Lemma 2 (Helly-Bray, Sequential Compactness for $\mathcal{P}(\bar{\mathbb{R}})$)
Let $(F_n)_{n\in\mathbb{N}}$ be any sequence of distribution functions on $\mathbb{R}$. Then, there exists a right continuous, non-decreasing function $F$ on $\mathbb{R}$, such that $0\leq F\leq 1$ and a subsequence $(F_{n_k})$, such that
\[\lim_{k\to\infty}F_{n_k}(x)=F(x),\quad\text{for every continuity point of }F\]Remark: $F$ is not necessary DF, since $F(-\infty)$ is not necessary 0 and $F(\infty)$ is not necessary 1.
Proof of Helly-Bray Lemma
Take a countable dense set $C$ of $\mathbb{R}$ and label it:
\[C=\{c_1,c_2,c_3,\cdots\}\]Since $(F_n(c_1))_{n\in\mathbb{N}}$ is a bounded sequence, it contains a convergent subsequence $(F_{n(1,j)}(c_1))$:
\[F_{n(1,j)}(c_1)\to H(c_1)\quad \text{as }j\to\infty\]In some subsequence of this subsequence, we shall have
\[F_{n(2,j)}(c_2)\to H(c_2)\quad\text{as }j\to\infty\]and so on. If we put $n_i=n(i,i)$, then we shall have:
\[h(c):=\lim F_{n_i}(c)\text{ exists for every }c\text{ in }C.\]Obviously, $0\leq H\leq 1$, and $H$ is non-decreasing on $C$. For $x\in\mathbb{R}$, define
\[F(x):=\lim_{c\downarrow\downarrow x}H(c)\]Where $\downarrow\downarrow$ signifying that $c$ decreases strictly to $x$ through $C$. (In particular, $F(c)$ need not equal $H(c)$ for $c$ in $C$.)
Definition 3 (Tightness)
A sequence $(F_n)$ of distribution functions is called tight if,$\forall\epsilon>0,\exists K>0$, s.t.

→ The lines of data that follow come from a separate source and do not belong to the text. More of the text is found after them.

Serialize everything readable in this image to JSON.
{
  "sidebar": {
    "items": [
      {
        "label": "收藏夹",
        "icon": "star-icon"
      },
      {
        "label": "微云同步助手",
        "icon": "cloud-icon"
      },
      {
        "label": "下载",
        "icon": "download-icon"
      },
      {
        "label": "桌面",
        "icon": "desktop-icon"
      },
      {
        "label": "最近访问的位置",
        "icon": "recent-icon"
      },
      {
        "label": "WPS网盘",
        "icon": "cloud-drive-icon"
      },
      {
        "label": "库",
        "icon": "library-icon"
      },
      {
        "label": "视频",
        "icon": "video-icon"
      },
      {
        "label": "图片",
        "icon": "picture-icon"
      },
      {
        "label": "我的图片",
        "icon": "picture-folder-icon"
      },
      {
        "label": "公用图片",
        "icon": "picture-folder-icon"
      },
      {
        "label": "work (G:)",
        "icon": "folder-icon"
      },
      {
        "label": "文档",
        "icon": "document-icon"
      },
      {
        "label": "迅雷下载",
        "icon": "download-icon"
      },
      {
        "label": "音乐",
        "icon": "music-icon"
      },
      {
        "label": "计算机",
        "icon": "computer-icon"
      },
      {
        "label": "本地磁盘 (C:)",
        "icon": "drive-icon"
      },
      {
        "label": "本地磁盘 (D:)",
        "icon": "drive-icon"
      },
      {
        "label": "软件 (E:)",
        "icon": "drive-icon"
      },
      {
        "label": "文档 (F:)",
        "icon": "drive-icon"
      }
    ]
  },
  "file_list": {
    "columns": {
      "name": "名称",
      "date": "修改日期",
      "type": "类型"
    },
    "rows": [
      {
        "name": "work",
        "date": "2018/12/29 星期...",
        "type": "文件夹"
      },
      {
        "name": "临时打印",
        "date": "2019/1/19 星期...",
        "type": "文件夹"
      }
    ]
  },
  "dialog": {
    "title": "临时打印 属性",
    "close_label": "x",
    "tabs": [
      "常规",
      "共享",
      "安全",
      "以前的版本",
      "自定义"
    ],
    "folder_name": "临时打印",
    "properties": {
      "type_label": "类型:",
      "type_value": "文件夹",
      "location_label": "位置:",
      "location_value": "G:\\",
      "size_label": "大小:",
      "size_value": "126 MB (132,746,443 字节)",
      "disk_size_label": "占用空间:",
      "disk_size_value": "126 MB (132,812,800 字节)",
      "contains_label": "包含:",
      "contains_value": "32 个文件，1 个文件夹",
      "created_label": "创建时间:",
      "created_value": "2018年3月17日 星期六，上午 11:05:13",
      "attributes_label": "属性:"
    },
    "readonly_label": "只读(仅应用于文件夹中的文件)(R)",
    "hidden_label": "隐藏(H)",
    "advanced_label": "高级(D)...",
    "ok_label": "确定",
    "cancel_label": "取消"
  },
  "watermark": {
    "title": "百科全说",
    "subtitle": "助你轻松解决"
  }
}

\[\mu_n[-K,K]=F(K)-F(-K-)>1-\epsilon\]The idea is that tightness stops mass being pushed out to $+\infty$ or $-\infty$.
Lemma 3
Suppose that $(F_n)$ is a sequence of distribution functions.
- If $F_n\xrightarrow{w}F$ for some distribution function $F$, then $(F_n)$ is tight.
- If $(F_n)$ is tight, then there exists a subsequence $(F_{n_i})$ and a distribution function $F$ such that $F_{n_i}\xrightarrow{w}F$.